The courts had to prioritize the hearing of many unaccompanied children, part of those illegal immigrants who crossed the southern border of the United States, many of whom came from Central America. The U.S. immigration courts were deluged since the last fiscal year by the influx of over 68,500 unaccompanied children and about the same number of family units. Most of them are from Honduras, El Salvador and Guatemala. Their number added to the other pending cases, most of which involve immigrants from Mexico.
The report released by the university was based on federal data, which also identified New York, Texas and California as having the biggest immigration backlogs. They are followed by New Jersey and Florida.
According to Louis Ruffino, the spokesman for the Justice Department’s Executive Office for Immigration Review, there are already 58 courts with 233 judges handling immigration cases and they are expecting 85 more immigration judges to be hired. This month, immigration cases from Texas are being heard in Miami through videoconferencing.

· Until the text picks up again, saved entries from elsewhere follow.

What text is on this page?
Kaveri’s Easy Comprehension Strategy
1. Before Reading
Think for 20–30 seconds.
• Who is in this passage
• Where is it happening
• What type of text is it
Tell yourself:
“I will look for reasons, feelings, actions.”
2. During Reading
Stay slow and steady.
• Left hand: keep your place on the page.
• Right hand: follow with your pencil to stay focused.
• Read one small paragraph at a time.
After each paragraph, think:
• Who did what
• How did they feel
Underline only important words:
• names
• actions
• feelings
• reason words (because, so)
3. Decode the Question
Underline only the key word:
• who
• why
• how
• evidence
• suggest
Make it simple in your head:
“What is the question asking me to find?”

Immigrant advocates decry the inability of the courts to keep up, saying that the immigrants waiting for their cases to be heard are suffering, medically and financially because they are unable to work. They say that hiring new judges is not enough, since 100 immigration judges will retire this year. The prioritization of women and unaccompanied children, who are mostly new arrivals pushed back the pending cases that have been waiting for years to be heard.
Judge Dana Leigh Marks, president of the National Association of Immigration Judges, who has been a judge for 28 years said that the judges are overworked as well, handling over 3,000 cases, thus pushing back other cases until 2019. She laments the fact that the immigration judges, who are highly skilled, had no recourse but to retire early due to overwork.
She added that the prioritization mandate of the current administration has pushed back their pending caseload, which are also problematic since there are driving issues in them as well. Due to the length of time it takes to process a case, a qualifying relative might pass away and some other witnesses might be lost. A benefit due to a child might be taken away since he or she already became an adult.
She said that about 100 immigration judges should be hired immediately and that the size of the courts should be tripled, based on the length of time it takes for a case to be processed.